Compliments of the Chef with Giuseppe Tentori

This week, Chefs Feed met up with renowned chef Tentori at his restaurant, GT Fish & Oyster, in Chicago's Near North Side.

December 6, 2013
CF: I'm best known for my _______ style of cooking but I can make one hell of a _______. 
GT: charismatic; stew (or nowadays, it's actually more like baby food) 

CF: A few words your sous chef would use to describe you. 
GT: Crazy with an equally crazy attention to detail. I seem to see things nobody else sees. 

CF: What are you most excited about right now in your restaurant? 
GT: With the seasons changing so quickly here in Chicago, we've added a dish to warm you up on cold nights: GT ramen with lobster consommé. Everyone does their ramen with a rich beef or pork broth, but here at GT we put our own spin on it. The broth is a fortified lobster stock with flavors of lemongrass, ginger, and soy in the forefront. It's garnished with a seared scallop, baby bok choy, roasted butternut squash, and a few other traditional garnishes. We also make and cut all of the noodles here in-house. 

CF: Which chef would you drop everything to stage with? 
GT: Thomas Keller during his opening week at The French Laundry—that is if I could time travel. I love the intensity of opening a restaurant; it always seems to be the craziest time in a chef's life. He has always been so passionate and consistent, and at his level, he is one of the only chefs who is still cooking. He's not sitting on the side drinking champagne, he's always cooking. 
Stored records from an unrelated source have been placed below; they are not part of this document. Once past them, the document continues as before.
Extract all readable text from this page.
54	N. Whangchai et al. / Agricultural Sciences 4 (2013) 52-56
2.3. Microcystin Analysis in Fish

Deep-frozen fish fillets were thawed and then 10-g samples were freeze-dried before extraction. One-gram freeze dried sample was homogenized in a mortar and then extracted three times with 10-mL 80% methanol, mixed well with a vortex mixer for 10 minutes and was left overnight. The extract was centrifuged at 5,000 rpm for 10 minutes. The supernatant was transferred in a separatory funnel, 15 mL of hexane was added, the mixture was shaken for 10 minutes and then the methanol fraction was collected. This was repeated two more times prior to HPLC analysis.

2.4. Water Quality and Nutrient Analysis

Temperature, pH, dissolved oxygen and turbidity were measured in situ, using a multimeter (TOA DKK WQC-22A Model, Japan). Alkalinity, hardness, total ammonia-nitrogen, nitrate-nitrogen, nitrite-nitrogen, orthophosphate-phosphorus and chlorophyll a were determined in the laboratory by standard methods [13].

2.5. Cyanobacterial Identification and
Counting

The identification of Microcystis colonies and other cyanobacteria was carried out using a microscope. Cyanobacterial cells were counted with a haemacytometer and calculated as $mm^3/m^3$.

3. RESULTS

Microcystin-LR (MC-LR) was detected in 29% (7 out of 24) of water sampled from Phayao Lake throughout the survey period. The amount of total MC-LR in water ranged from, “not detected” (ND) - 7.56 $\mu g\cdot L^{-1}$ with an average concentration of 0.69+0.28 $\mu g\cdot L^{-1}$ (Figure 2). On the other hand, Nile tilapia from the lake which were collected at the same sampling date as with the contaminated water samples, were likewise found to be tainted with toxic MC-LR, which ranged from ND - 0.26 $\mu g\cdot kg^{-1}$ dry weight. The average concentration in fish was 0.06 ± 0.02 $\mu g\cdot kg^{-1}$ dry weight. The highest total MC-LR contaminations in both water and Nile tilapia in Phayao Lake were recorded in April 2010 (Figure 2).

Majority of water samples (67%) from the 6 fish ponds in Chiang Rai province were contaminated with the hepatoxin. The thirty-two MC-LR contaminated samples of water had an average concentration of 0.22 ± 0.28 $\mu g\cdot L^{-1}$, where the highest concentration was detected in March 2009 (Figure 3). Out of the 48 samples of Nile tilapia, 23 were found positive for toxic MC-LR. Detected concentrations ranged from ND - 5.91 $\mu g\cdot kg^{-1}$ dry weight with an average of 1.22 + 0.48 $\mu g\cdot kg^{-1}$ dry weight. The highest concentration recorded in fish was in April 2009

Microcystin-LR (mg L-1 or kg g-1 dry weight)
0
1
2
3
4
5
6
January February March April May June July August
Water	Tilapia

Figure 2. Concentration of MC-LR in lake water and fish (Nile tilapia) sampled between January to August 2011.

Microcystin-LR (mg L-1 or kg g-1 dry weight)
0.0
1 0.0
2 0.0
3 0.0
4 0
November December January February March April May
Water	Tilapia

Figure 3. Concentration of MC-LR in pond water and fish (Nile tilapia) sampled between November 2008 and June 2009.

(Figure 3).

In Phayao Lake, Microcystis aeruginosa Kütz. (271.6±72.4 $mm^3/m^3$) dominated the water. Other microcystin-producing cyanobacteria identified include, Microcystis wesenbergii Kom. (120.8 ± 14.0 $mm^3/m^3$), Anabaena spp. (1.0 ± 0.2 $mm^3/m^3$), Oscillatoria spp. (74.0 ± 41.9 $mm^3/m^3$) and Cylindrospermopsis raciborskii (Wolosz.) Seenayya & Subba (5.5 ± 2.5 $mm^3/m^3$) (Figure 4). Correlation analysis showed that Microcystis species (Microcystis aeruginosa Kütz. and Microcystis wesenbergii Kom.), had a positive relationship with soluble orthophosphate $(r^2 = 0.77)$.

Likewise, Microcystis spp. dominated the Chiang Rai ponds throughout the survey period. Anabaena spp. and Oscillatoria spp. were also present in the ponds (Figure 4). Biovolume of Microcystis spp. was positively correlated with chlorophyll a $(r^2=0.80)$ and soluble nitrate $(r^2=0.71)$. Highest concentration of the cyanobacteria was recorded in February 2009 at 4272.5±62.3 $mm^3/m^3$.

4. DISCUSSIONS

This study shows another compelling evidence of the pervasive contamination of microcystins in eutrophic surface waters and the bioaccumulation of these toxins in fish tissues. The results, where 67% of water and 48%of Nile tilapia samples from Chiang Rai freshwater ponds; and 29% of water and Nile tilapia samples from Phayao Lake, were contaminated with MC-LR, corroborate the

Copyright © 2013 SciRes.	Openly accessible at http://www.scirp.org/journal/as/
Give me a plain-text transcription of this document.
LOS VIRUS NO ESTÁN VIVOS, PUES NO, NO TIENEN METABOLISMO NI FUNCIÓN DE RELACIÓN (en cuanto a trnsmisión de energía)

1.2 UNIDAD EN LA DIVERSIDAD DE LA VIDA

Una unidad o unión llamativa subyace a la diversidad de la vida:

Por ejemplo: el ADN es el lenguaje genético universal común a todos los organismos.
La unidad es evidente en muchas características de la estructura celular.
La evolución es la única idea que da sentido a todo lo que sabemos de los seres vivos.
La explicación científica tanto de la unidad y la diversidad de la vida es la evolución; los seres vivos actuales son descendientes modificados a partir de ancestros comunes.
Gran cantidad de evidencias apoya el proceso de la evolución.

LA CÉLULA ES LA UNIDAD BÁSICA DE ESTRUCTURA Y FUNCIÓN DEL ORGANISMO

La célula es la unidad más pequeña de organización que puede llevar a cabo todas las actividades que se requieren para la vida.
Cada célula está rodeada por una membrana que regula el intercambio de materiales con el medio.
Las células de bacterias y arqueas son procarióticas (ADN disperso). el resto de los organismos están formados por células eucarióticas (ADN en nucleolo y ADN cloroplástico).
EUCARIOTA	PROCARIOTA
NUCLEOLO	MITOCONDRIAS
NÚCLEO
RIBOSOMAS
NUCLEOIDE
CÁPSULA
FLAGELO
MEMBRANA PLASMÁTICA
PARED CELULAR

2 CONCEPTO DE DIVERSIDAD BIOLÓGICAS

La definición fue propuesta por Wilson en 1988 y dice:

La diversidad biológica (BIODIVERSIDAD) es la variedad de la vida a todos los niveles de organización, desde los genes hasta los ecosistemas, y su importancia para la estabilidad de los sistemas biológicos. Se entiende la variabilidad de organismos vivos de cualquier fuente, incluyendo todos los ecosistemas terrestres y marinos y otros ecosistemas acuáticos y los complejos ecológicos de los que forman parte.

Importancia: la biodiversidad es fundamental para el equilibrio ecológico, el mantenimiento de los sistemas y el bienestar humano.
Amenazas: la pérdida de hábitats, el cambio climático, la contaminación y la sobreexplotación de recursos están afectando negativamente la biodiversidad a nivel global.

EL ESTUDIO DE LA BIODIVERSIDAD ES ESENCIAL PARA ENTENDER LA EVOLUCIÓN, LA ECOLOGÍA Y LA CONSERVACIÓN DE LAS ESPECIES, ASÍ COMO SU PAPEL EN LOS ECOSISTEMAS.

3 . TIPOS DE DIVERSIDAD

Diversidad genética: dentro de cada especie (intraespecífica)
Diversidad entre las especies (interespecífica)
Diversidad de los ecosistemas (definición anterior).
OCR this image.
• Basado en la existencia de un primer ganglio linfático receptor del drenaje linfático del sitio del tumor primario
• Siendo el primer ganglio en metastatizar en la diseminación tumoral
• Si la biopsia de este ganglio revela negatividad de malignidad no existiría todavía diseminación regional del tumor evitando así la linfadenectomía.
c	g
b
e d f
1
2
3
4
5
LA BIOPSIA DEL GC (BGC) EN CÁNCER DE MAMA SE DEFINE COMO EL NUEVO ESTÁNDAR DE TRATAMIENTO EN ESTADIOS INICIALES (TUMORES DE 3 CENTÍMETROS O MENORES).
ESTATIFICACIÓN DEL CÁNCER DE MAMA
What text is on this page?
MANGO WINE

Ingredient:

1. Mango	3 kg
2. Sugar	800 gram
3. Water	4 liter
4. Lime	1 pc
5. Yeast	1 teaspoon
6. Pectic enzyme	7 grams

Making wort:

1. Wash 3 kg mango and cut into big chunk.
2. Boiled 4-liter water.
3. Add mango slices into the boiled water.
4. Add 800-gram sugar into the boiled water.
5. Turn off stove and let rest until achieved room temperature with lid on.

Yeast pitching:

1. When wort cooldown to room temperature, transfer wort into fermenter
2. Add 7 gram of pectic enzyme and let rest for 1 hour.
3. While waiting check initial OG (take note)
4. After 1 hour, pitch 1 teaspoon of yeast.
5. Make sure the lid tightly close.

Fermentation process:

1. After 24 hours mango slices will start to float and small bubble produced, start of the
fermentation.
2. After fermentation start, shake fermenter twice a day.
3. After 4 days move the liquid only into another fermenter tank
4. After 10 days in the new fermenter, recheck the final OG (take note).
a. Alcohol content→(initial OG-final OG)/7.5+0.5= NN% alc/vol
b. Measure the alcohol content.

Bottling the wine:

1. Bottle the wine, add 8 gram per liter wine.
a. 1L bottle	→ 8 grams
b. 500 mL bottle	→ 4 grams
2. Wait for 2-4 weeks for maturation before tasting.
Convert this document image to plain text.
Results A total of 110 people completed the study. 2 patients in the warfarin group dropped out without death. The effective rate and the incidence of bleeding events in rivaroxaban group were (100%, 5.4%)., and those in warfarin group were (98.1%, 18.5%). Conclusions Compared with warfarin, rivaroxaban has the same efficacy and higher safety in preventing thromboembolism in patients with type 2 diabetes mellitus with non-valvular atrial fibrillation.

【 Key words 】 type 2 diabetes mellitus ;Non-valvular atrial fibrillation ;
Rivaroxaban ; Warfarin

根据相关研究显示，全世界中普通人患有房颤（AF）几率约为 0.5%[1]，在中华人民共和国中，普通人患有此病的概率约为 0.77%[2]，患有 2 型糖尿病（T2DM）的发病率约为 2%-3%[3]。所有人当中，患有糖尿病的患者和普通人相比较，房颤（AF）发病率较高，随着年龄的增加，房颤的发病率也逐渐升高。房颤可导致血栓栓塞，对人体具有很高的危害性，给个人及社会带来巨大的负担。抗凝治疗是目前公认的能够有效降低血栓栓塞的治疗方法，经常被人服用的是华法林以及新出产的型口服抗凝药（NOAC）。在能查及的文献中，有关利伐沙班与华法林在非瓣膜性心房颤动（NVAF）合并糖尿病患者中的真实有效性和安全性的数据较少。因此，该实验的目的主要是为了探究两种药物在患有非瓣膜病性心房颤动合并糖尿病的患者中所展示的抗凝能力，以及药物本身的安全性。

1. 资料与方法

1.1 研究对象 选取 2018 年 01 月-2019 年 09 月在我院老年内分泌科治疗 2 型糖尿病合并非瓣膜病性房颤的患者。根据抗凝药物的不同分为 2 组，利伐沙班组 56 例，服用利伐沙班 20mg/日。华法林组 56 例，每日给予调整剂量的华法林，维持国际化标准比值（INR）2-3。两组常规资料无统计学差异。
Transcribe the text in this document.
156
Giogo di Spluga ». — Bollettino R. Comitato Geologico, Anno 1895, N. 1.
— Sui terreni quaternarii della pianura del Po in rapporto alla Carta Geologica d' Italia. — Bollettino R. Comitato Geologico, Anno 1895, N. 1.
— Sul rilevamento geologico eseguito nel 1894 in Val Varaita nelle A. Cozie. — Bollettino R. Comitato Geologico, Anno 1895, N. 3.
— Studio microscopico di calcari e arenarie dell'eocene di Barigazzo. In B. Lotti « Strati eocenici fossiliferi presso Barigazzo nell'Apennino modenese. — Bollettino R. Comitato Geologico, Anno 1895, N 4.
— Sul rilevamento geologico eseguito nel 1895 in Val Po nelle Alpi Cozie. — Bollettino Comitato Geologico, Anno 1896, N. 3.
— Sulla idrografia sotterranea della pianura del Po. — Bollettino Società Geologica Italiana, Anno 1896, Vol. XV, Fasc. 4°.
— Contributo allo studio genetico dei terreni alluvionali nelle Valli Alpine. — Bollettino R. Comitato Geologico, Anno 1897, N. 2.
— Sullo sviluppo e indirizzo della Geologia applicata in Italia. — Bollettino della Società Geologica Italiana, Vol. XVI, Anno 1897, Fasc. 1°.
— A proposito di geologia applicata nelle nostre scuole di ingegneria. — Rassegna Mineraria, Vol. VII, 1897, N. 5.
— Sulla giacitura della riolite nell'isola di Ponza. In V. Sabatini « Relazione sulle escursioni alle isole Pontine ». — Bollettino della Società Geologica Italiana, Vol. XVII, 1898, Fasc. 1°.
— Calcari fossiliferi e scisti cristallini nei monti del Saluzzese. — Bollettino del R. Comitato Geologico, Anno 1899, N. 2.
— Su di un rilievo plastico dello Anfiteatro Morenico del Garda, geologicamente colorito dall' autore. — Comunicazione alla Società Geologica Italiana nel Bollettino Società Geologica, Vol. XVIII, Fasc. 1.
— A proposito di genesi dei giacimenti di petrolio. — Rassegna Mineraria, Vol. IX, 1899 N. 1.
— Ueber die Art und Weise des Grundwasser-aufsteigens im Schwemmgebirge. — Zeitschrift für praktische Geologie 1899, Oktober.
CF: Insider tip from the kitchen for diners. 
GT: When something is diced to a very small size, don't overlook how labor-intensive it is and what kind of knife skills are needed. For example, it literally takes hours to dice up the cucumbers in the cocktail vinaigrette we serve with our oysters. Machines can't be used because they put too much pressure on the cucumbers, which forces all the water out so we have to prepare the cucumber brunoise by hand. 

CF: Message to professional food critics. 
GT: Be nice to us. Please give us a few more weeks after we open. 

CF: One piece of advice for aspiring young chefs. 
GT: You need to stage in multiple restaurants before deciding where to work. Once you decide where to work, stay there for at least a year or two. This way, you can build meaningful relationships that will last throughout your career. 

CF: Is there anything you don't like? 
GT: Shark fin... it's bad karma. 

CF: What's for family meal tonight? 
GT: We set our family meal cooking schedule every two weeks where each cook gets their own day to be responsible for about 80 people. The menu always consists of protein, starch, and a salad, and once in a while, if we're lucky, we get dessert, too.